Automation: an untapped, formidable sales tool
Of the few organizations that have started using advanced technologies, such as automation and AI, as a formidable sales tool the report cites some companies that are ‘leading the way’. Examples include, Harley-Davidson who last year used artificial intelligence combined with automation to increase New York sales leads by 2,930%; and L’Oréal the beauty giant, who has used technologies such as voice recognition software and chatbots to enable automation in the front office as well as in customer service: it has entered the Facebook messenger chatbot space with an AI-driven gifting service in Canada. The messenger bot asks users questions about their friends and then suggests the right beauty gifts.
“Organizations need to have a strategic roadmap for driving automation initiatives and new technology advancements, with employees as their backbone in this transformation journey. The workforce needs the confidence of their job environment to support automation and build a momentum for the change. Businesses need to foster an agile culture with open-minded people who find value in taking a digital-led approach,” said ccording to Christian Gottswinter, Head – Central Business Excellence, Siemens.
Learning from the leaders
The report looked at some of the characteristics of organizations “leading the way” with regards to large scale automation and greater than average benefits, revealing some clear traits:
· A clear roadmap: 68% of this group had a clear roadmap to transformation, while 67% ensured the necessary budget was available to achieve it.
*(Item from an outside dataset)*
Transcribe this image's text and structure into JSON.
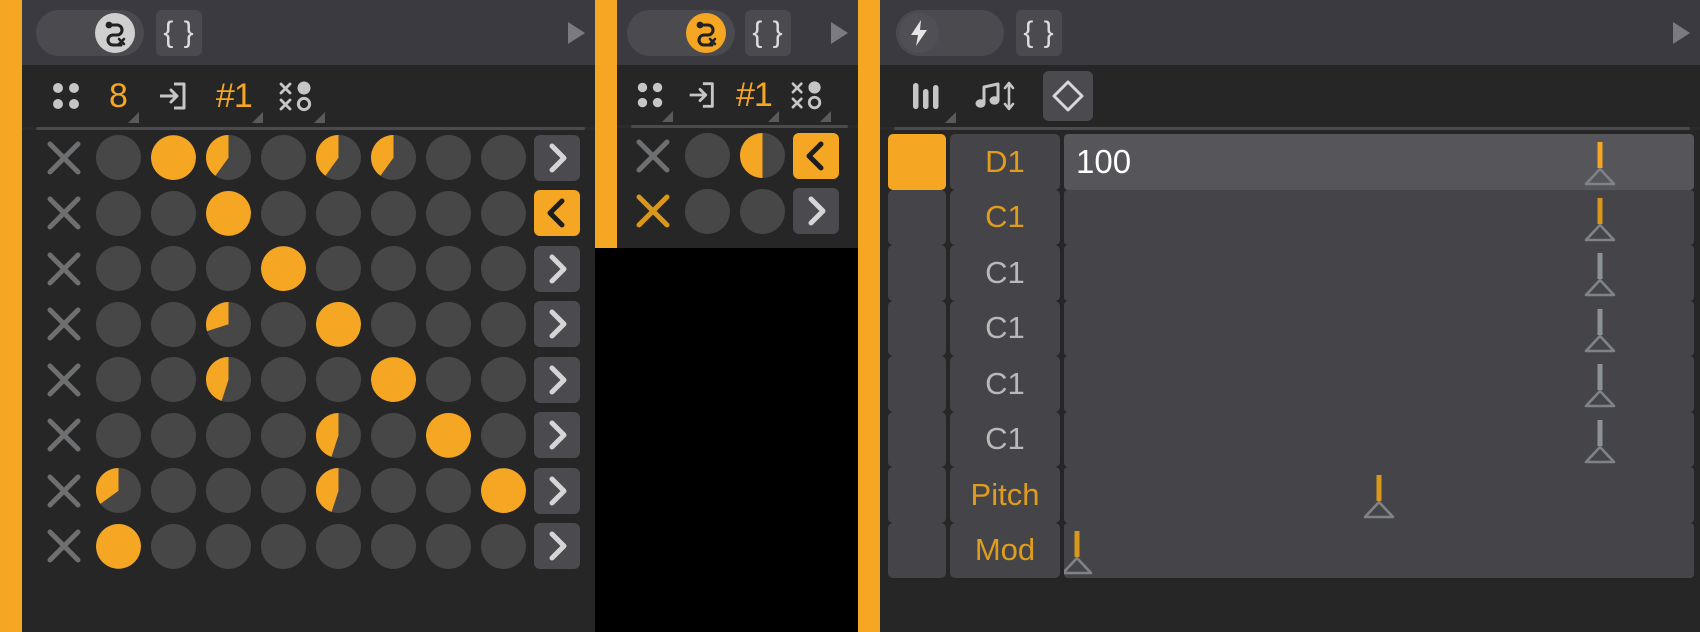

· Securing top down buy-in: 85% stated automation was a top priority in their company, and another 82% stated leadership understood its importance.
· Focus on people and skills development: 88% said automation was welcomed by employees, while 83% reporting automation was creating new jobs in their organization.
The research surveyed 705 business leaders, from organizations with revenues greater than $500 million in FY 2017, that are experimenting with or implementing automation technologies across a range of sectors and countries. Forty percent of the organizations have revenues greater than $10 billion. The global survey took place in July 2018.